ITE is delighted to offer world-class Maksutov-Newtonian Reflector telescopes from INTES and INTES-MICRO of Russia. The Maksutov-Newtonian optical technology was first developed in 1944 by Norbert J. Schell. Schell published his design for an 8-inch f/4 Mak-Newt in Scientific American. Several scopes were built by amateur astronomers using Schell’s design and their owners were enthralled with their outstanding performance. Here is one case in point: In 1946, three Australian amateur astronomers built a 6-inch version of Schell’s design. Here is what they said about the performance of the optic: “Remarkably small and sharp images of stars were obtained, free from coma and colour,” they reported. “The image of Jupiter as a sharp as if viewed through a first-grade refractor. Yet, the bluish halo visible around the disc with even the best glass was entirely absent.”

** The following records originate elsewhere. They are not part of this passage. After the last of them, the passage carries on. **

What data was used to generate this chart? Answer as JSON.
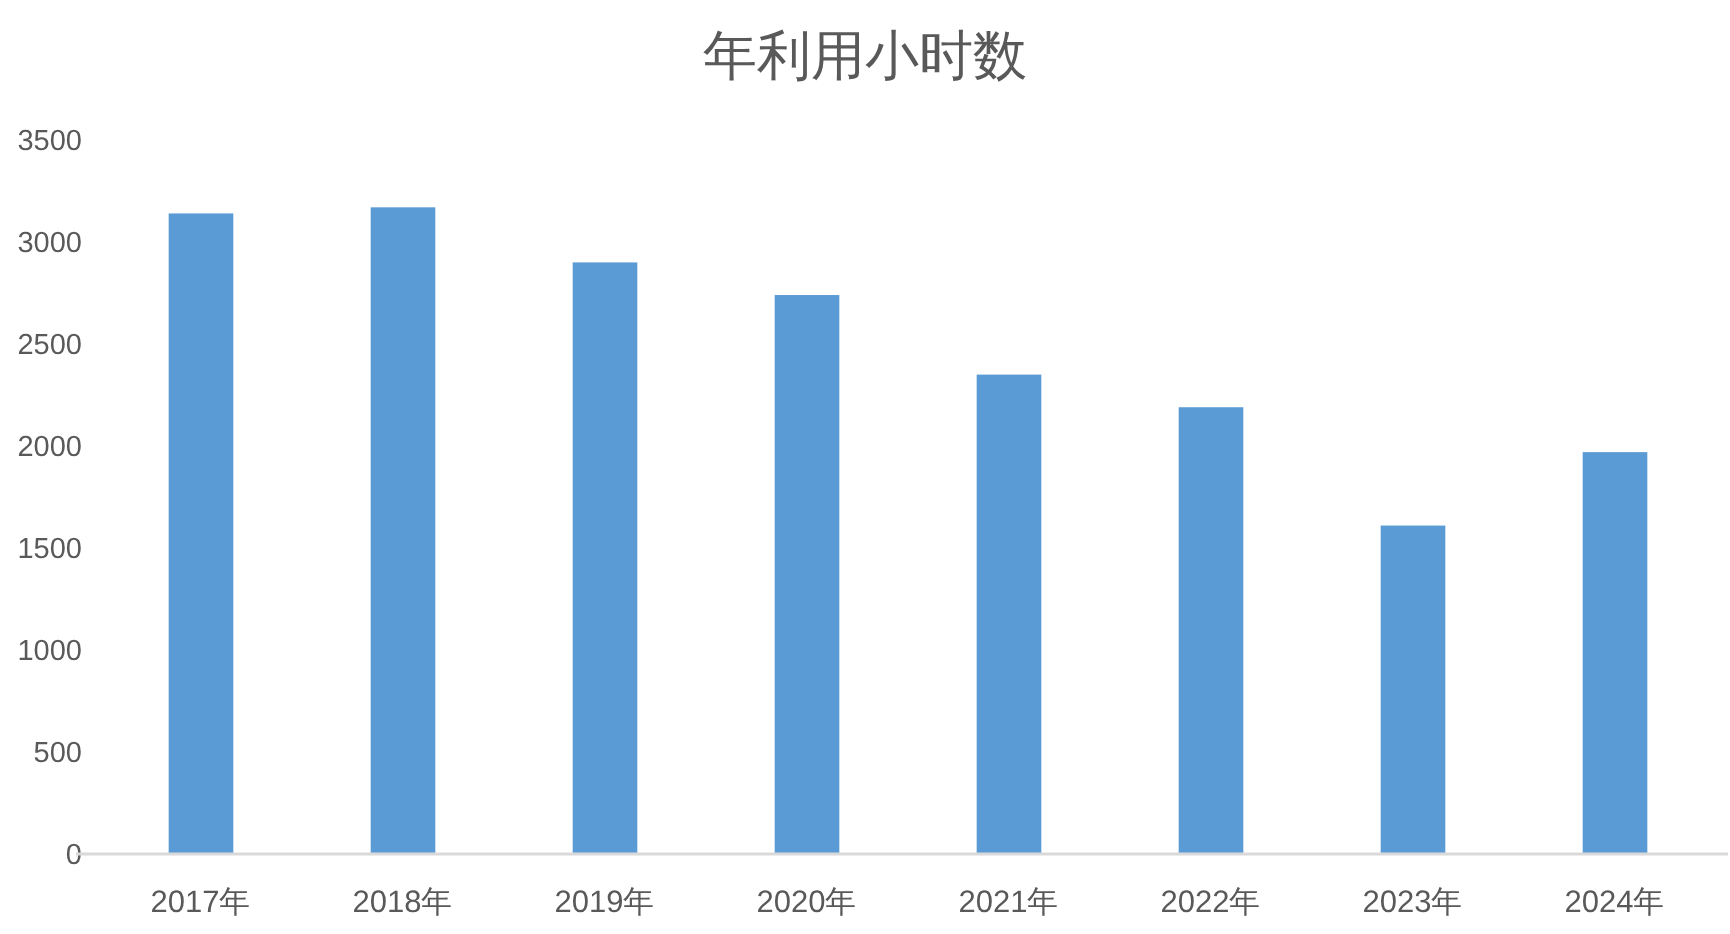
{
  "chart_data": {
    "type": "bar",
    "title": "年利用小时数",
    "categories": [
      "2017年",
      "2018年",
      "2019年",
      "2020年",
      "2021年",
      "2022年",
      "2023年",
      "2024年"
    ],
    "values": [
      3140,
      3170,
      2900,
      2740,
      2350,
      2190,
      1610,
      1970
    ],
    "color": "#5b9bd5",
    "ylim": [
      0,
      3500
    ],
    "yticks": [
      0,
      500,
      1000,
      1500,
      2000,
      2500,
      3000,
      3500
    ]
  }
}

Newtonian Reflector History
This design became a “sleeper” until the early 1990s. In 1993, Peter Ceravolo in Canada started the commercial production of “Mak-Newts” with his near-perfect Maksutov-Newtonian systems called the HD 145 and the HD 216. This was followed more recently by an announcement by Astrophysics/USA of their intent to produce a new 9″ F/4.5 Maksutov-Newtonian (yet to hit the streets). Attendees at recent US and European Star Parties who have had the pleasure of observing the planets with the new Maksutov-Newtonians have been both surprised and pleased with the almost unbelievable results from these “combination” scopes. Cervalo’s HD 145 outperformed 130 mm APO Fluorites and the HD 216 outperformed 7″ APOs.

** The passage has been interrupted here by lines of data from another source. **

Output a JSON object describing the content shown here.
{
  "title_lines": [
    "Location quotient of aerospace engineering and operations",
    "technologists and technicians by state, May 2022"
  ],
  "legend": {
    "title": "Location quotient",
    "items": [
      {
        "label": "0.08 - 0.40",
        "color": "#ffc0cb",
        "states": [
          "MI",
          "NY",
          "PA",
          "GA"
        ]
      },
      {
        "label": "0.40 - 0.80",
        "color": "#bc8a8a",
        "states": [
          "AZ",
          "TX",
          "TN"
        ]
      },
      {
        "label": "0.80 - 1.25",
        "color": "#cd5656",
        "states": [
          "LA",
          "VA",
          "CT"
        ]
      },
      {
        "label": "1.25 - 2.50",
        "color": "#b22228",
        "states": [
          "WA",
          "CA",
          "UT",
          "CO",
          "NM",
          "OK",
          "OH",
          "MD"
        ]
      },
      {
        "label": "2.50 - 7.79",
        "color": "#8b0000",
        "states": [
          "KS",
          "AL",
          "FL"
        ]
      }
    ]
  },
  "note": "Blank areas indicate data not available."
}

How are this possible, many amateur astronomers ask? The answer lies in the unique combination of high quality corrected optics and an unusually small central obstruction, combined with a closed tube system to prevent air turbulence. As far as the optics are concerned, it is not too difficult to produce a reflector telescope with 1/8 or even 1/10 wave p.t.v optics. But, on the other hand, it is extremely difficult to produce a similar optical quality in APO’s, because of inhomogeneities in the unique exotic glass materials that are used in their objective lenses.
Newtonian Reflector Purchase Guide
Meanwhile, on the “Russian optics front,” INTES, the same optical company that started the post-cold-war “Mak Revolution” in the USA with the MK65 (replaced by the MK67), started a new generation of telescopes with the recent introduction of their 6″ f/6 MN61 Maksutov-Newtonian. Not to be outdone, that forced their cross-town Moscow rival, INTES MICRO, to start immediately with the production of larger and smaller aperture Maksutov-Newtonians. Both of these new lines of Mak-Newts are now available to amateur astronomers worldwide from ITE.

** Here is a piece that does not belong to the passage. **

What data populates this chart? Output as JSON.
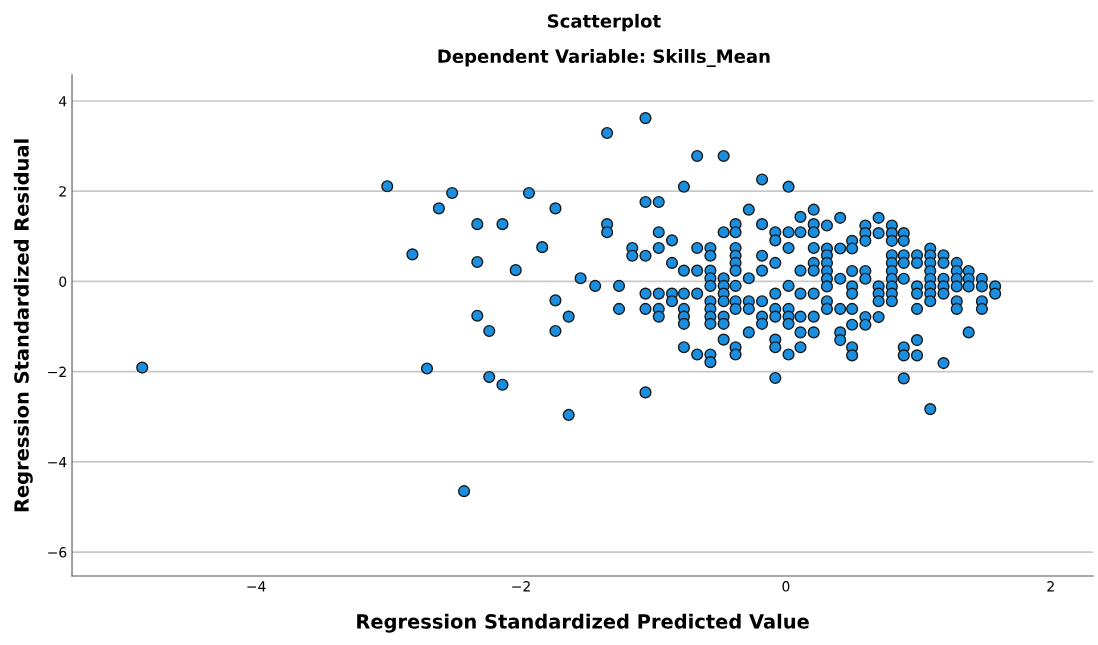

With Maksutov-Newtonians, expect the same performance as the same aperture APO refractor at the same focal ratio, but at a fraction of the cost. Available apertures begin at 5″ and currently extend to the practical limit of the technology at 16.” The “optimum” aperture is an 8″ Maksutov-Newtonian, with the INTES MICRO MN86 currently filling that slot. ITE now offers the Russian-made optical sets in a carbon fiber tube to keep tube weights down to respectable levels.
In summary, aperture for aperture, you simply cannot beat the Maksutov-Newtonian optical technology for superb performance and reasonable cost.